If you are eligible to take the Passover, but unable to meet together with other brethren at the prescribed time, you may observe it in your own home in the first month of the sacred year or, if necessary, at the second Passover 30 days later (Numbers 9:11). The following directions are to aid you in partaking of such a service:
In advance, purchase or prepare a small amount of unleavened bread. Be sure the bread you use has no leavening in it whatsoever. Some Ry Krisp (check ingredients), or Jewish matzos (preferably plain varieties) should do just fine. You should also obtain a small amount of natural red wine. Be sure you have a natural, unfortified wine. The alcoholic content will be between 10 percent and 13 percent. Wines containing 19 percent to 20 percent are fortified with brandy and should not be used.

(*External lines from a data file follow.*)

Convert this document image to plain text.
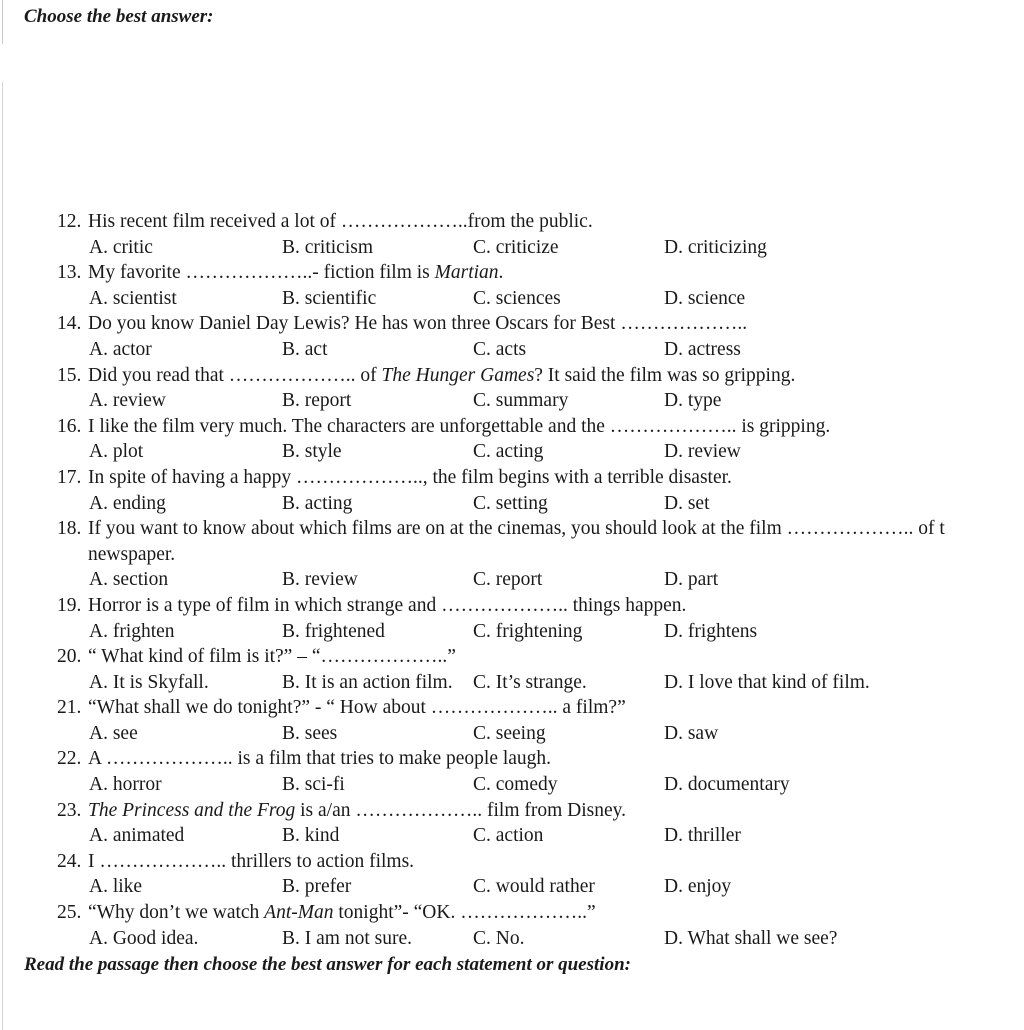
Choose the best answer:
12. His recent film received a lot of ………………..from the public.
A. critic	B. criticism	C. criticize	D. criticizing
13. My favorite ………………..- fiction film is Martian.
A. scientist	B. scientific	C. sciences	D. science
14. Do you know Daniel Day Lewis? He has won three Oscars for Best ………………..
A. actor	B. act	C. acts	D. actress
15. Did you read that ……………….. of The Hunger Games? It said the film was so gripping.
A. review	B. report	C. summary	D. type
16. I like the film very much. The characters are unforgettable and the ……………….. is gripping.
A. plot	B. style	C. acting	D. review
17. In spite of having a happy ……………….., the film begins with a terrible disaster.
A. ending	B. acting	C. setting	D. set
18. If you want to know about which films are on at the cinemas, you should look at the film ……………….. of t
newspaper.
A. section	B. review	C. report	D. part
19. Horror is a type of film in which strange and ……………….. things happen.
A. frighten	B. frightened	C. frightening	D. frightens
20. “ What kind of film is it?” – “………………..”
A. It is Skyfall.	B. It is an action film. C. It’s strange.	D. I love that kind of film.
21. “What shall we do tonight?” - “ How about ……………….. a film?”
A. see	B. sees	C. seeing	D. saw
22. A ……………….. is a film that tries to make people laugh.
A. horror	B. sci-fi	C. comedy	D. documentary
23. The Princess and the Frog is a/an ……………….. film from Disney.
A. animated	B. kind	C. action	D. thriller
24. I ……………….. thrillers to action films.
A. like	B. prefer	C. would rather	D. enjoy
25. “Why don’t we watch Ant-Man tonight”- “OK. ………………..”
A. Good idea.	B. I am not sure.	C. No.	D. What shall we see?
Read the passage then choose the best answer for each statement or question:
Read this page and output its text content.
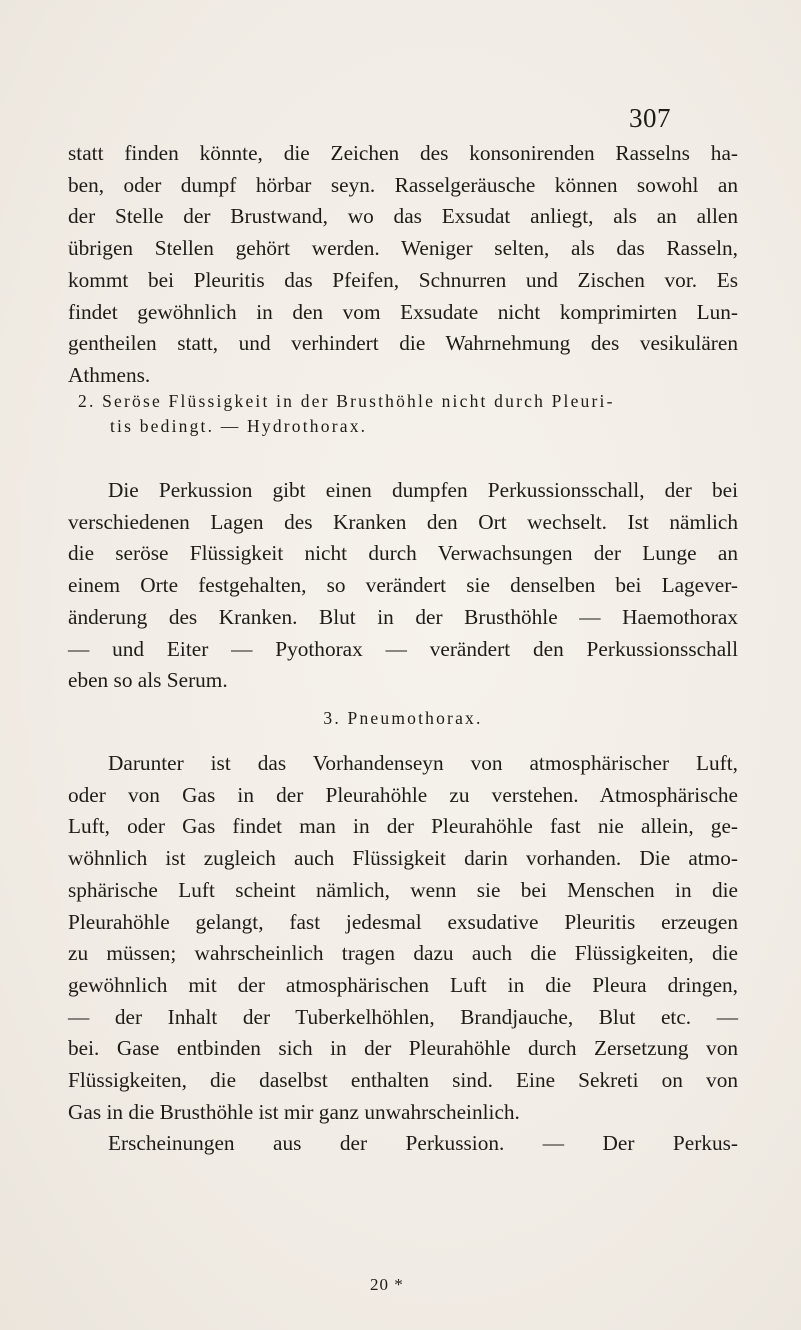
307
statt finden könnte, die Zeichen des konsonirenden Rasselns ha-
ben, oder dumpf hörbar seyn. Rasselgeräusche können sowohl an
der Stelle der Brustwand, wo das Exsudat anliegt, als an allen
übrigen Stellen gehört werden. Weniger selten, als das Rasseln,
kommt bei Pleuritis das Pfeifen, Schnurren und Zischen vor. Es
findet gewöhnlich in den vom Exsudate nicht komprimirten Lun-
gentheilen statt, und verhindert die Wahrnehmung des vesikulären
Athmens.
2. Seröse Flüssigkeit in der Brusthöhle nicht durch Pleuri-
tis bedingt. — Hydrothorax.
Die Perkussion gibt einen dumpfen Perkussionsschall, der bei
verschiedenen Lagen des Kranken den Ort wechselt. Ist nämlich
die seröse Flüssigkeit nicht durch Verwachsungen der Lunge an
einem Orte festgehalten, so verändert sie denselben bei Lagever-
änderung des Kranken. Blut in der Brusthöhle — Haemothorax
— und Eiter — Pyothorax — verändert den Perkussionsschall
eben so als Serum.
3. Pneumothorax.
Darunter ist das Vorhandenseyn von atmosphärischer Luft,
oder von Gas in der Pleurahöhle zu verstehen. Atmosphärische
Luft, oder Gas findet man in der Pleurahöhle fast nie allein, ge-
wöhnlich ist zugleich auch Flüssigkeit darin vorhanden. Die atmo-
sphärische Luft scheint nämlich, wenn sie bei Menschen in die
Pleurahöhle gelangt, fast jedesmal exsudative Pleuritis erzeugen
zu müssen; wahrscheinlich tragen dazu auch die Flüssigkeiten, die
gewöhnlich mit der atmosphärischen Luft in die Pleura dringen,
— der Inhalt der Tuberkelhöhlen, Brandjauche, Blut etc. —
bei. Gase entbinden sich in der Pleurahöhle durch Zersetzung von
Flüssigkeiten, die daselbst enthalten sind. Eine Sekreti on von
Gas in die Brusthöhle ist mir ganz unwahrscheinlich.
Erscheinungen aus der Perkussion. — Der Perkus-
20 *
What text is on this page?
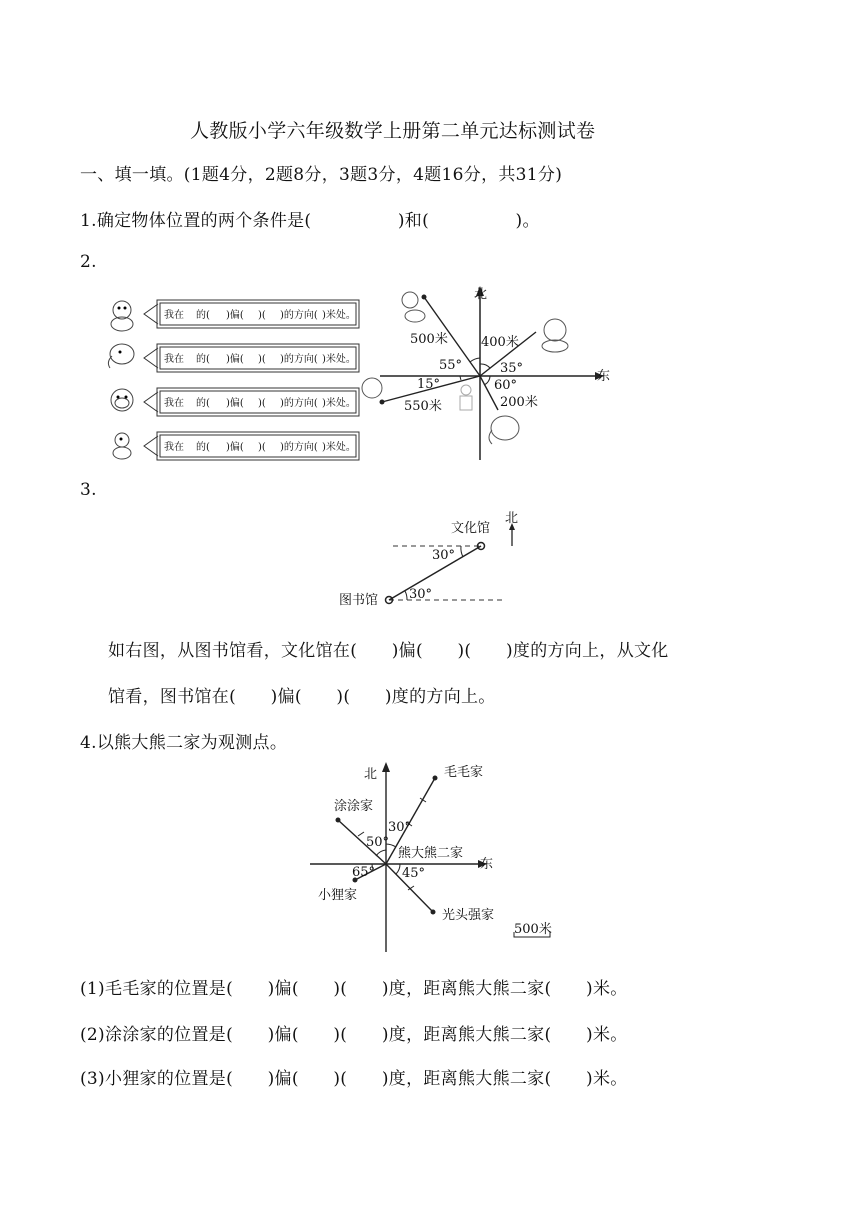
人教版小学六年级数学上册第二单元达标测试卷
一、填一填。(1题4分，2题8分，3题3分，4题16分，共31分)
1.确定物体位置的两个条件是(　　　　　)和(　　　　　)。
2.
我在 的( )偏( )( )的方向( )米处。
我在 的( )偏( )( )的方向( )米处。
我在 的( )偏( )( )的方向( )米处。
我在 的( )偏( )( )的方向( )米处。
北
东
500米	400米
550米	200米
55°	35°
15°	60°
3.
文化馆
北
30°
图书馆 30°
如右图，从图书馆看，文化馆在(　　)偏(　　)(　　)度的方向上，从文化
馆看，图书馆在(　　)偏(　　)(　　)度的方向上。
4.以熊大熊二家为观测点。
北
东
毛毛家
涂涂家
30°
50°
熊大熊二家
65° 45°
小狸家
光头强家
500米
(1)毛毛家的位置是(　　)偏(　　)(　　)度，距离熊大熊二家(　　)米。
(2)涂涂家的位置是(　　)偏(　　)(　　)度，距离熊大熊二家(　　)米。
(3)小狸家的位置是(　　)偏(　　)(　　)度，距离熊大熊二家(　　)米。
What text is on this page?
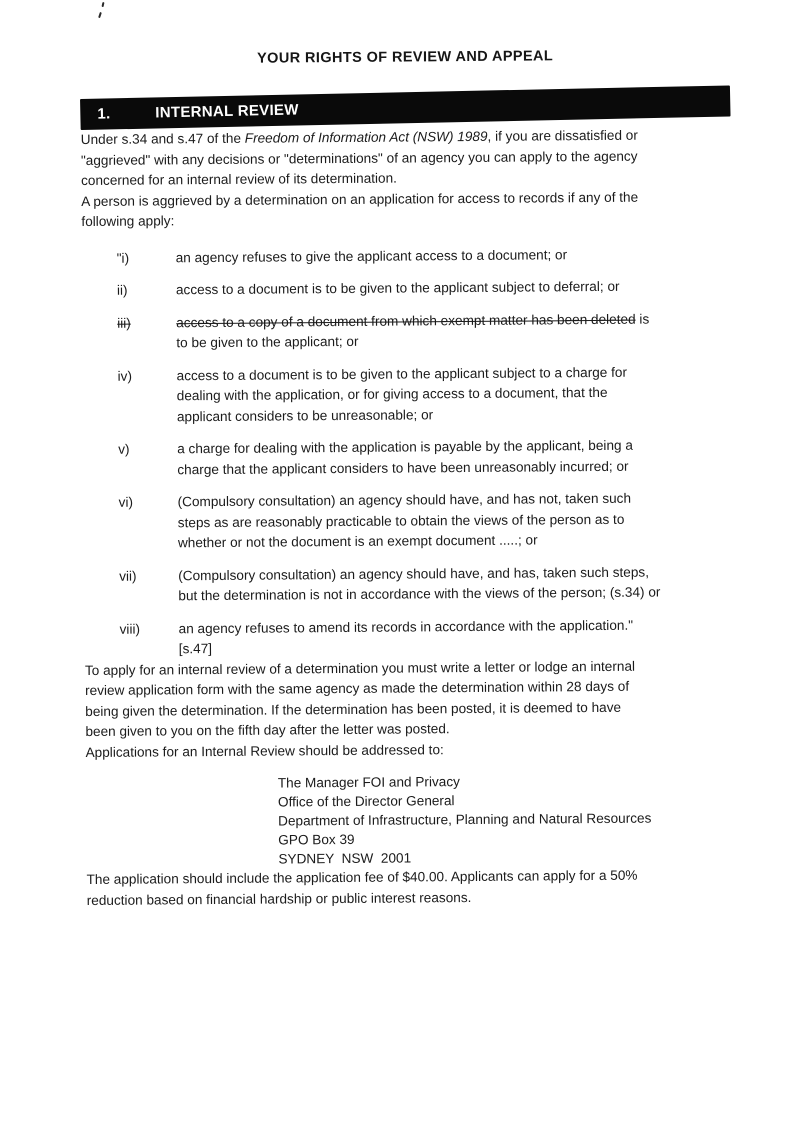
YOUR RIGHTS OF REVIEW AND APPEAL
1.	INTERNAL REVIEW

Under s.34 and s.47 of the Freedom of Information Act (NSW) 1989, if you are dissatisfied or
"aggrieved" with any decisions or "determinations" of an agency you can apply to the agency
concerned for an internal review of its determination.

A person is aggrieved by a determination on an application for access to records if any of the
following apply:

"i)	an agency refuses to give the applicant access to a document; or
ii)	access to a document is to be given to the applicant subject to deferral; or
iii)	access to a copy of a document from which exempt matter has been deleted is
to be given to the applicant; or
iv)	access to a document is to be given to the applicant subject to a charge for
dealing with the application, or for giving access to a document, that the
applicant considers to be unreasonable; or
v)	a charge for dealing with the application is payable by the applicant, being a
charge that the applicant considers to have been unreasonably incurred; or
vi)	(Compulsory consultation) an agency should have, and has not, taken such
steps as are reasonably practicable to obtain the views of the person as to
whether or not the document is an exempt document .....; or
vii)	(Compulsory consultation) an agency should have, and has, taken such steps,
but the determination is not in accordance with the views of the person; (s.34) or
viii)	an agency refuses to amend its records in accordance with the application."
[s.47]

To apply for an internal review of a determination you must write a letter or lodge an internal
review application form with the same agency as made the determination within 28 days of
being given the determination. If the determination has been posted, it is deemed to have
been given to you on the fifth day after the letter was posted.

Applications for an Internal Review should be addressed to:

The Manager FOI and Privacy
Office of the Director General
Department of Infrastructure, Planning and Natural Resources
GPO Box 39
SYDNEY  NSW  2001

The application should include the application fee of $40.00. Applicants can apply for a 50%
reduction based on financial hardship or public interest reasons.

The Passover ordinance should be observed in the early evening, soon after sunset. Prepare the room in advance. There should be enough unleavened bread and glasses of wine on the table to correspond to the number of those who will be participating. A tablespoon of wine in each glass should be sufficient for the service. The bread and the wine should be covered with clean white napkins.
Since Passover is the most solemn evening of the year, all those participating should gather quietly in the room where the service will be held. Only baptized members should be participating in the actual service.
The one conducting the service should read aloud from the following scriptures: 1 Corinthians 11:23-30; Luke 22:7-15. Next, John 13:1-17 should be read. Then if two or more people are participating, they should wash one another’s feet. If one person is observing it alone, this part of the ordinance is obviously omitted.
After completing the footwashing, the next portion of the service should serve as an introduction to the bread and wine. The one conducting the service should read aloud Isaiah 53:3-6; Isaiah 53:10; Isaiah 53:12; Matthew 8:16-17; 1 Peter 2:20-24; and Hebrews 4:14-16. It should be pointed out that Christ’s sacrifice was for the healing of our mind and body. Next, the one conducting the service should read John 6:32-40; John 6:48-51; John 6:53-58; 1 Corinthians 10:16-17; and 1 Corinthians 11:24. The napkin should be removed from the bread and a short prayer of thanks should be offered. The bread is then to be broken and eaten. This symbolizes the broken and beaten body of Jesus Christ and our acceptance of that sacrifice.
In preparation for the wine ceremony, the following verses should be read aloud: Matthew 26:27-28; 1 John 1:7-9; Hebrews 9:11-15; Ephesians 1:7. Then the napkin should be removed from the wine and a short prayer of thanks offered. The wine is symbolic of Jesus’ blood, shed for the remission of our sins. The wine should be passed to those participating, each one taking a glass and quietly, reverently drinking it as a renewal of his acceptance of the blood of Jesus Christ for the remission of sins.
Next, a general reading of John 13:18 through John 17:1-26; is to take place. Since it is rather long, the person conducting the service may choose to only read portions of this section. This is the story of what Christ did the night before He died.
After the scripture reading, sing a hymn if possible, and dismiss, quietly leaving the room. It is appropriate to remind those participating about the solemn and sacred occasion throughout the evening, and especially as everyone is departing.
After the service has ended and the people have left the room, the one in charge should collect any leftover bread and wine that was blessed during the service. They should be disposed of privately and respectfully. The bread should be burned and the wine poured down the drain or on the ground outside (out of the view of others). If it is not possible to burn the bread, it should be disposed of in a way that will not allow it to be used for any other purpose or consumed as food.
These instructions are to help you in observing God’s sacred ordinance of the Passover.